Sparse Graph Learning with Eigen-gap for Spectral Filter Training in Graph Convolutional Networks

It is now known that the expressive power of graph convolutional neural nets (GCN) does not grow infinitely with the number of layers. Instead, the GCN output approaches a subspace spanned by the first eigenvector of the normalized graph Laplacian matrix with the convergence rate characterized by the "eigen-gap": the difference between the Laplacian's first two distinct eigenvalues. To promote a deeper GCN architecture with sufficient expressiveness, in this paper, given an empirical covariance matrix $\bar{C}$ computed from observable data, we learn a sparse graph Laplacian matrix $L$ closest to $\bar{C}^{-1}$ while maintaining a desirable eigen-gap that slows down convergence. Specifically, we first define a sparse graph learning problem with constraints on the first eigenvector (the most common signal) and the eigen-gap.
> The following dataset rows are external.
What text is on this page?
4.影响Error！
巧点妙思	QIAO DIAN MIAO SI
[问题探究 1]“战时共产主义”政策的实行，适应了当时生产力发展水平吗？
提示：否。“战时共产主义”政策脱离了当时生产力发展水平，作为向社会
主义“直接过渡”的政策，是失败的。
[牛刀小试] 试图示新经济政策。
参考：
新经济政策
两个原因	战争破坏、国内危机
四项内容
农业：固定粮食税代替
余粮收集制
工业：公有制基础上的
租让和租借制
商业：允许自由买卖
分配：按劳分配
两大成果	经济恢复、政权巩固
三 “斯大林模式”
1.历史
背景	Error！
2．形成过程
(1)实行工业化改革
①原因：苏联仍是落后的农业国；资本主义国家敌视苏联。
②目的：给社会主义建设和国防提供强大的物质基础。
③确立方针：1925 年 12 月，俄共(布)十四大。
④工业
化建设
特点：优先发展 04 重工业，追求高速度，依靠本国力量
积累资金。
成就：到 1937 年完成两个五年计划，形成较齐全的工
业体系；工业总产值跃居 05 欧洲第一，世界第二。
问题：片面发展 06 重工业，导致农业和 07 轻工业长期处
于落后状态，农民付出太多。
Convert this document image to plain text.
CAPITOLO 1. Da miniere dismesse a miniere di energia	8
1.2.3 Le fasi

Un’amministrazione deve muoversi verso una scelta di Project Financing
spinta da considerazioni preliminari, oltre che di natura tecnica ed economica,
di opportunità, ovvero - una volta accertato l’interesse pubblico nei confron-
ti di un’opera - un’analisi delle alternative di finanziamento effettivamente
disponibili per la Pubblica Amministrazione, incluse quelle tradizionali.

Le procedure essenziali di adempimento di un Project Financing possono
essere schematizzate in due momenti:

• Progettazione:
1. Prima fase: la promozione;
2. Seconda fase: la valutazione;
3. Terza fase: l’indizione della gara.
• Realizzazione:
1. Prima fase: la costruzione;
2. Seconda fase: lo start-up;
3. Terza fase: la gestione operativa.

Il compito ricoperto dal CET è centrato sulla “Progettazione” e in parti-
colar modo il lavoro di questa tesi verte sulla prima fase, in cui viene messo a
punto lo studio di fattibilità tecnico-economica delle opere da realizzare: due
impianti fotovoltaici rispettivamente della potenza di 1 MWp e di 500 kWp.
We solve the corresponding dual problem greedily, where a locally optimal eigen-pair is computed one at a time via a fast approximation of a semi-definite programming (SDP) formulation. The computed $L$ with the desired eigen-gap is normalized spectrally and used for supervised training of GCN for a targeted task. Experiments show that our proposal produced deeper GCNs and smaller errors compared to a competing scheme without explicit eigen-gap optimization.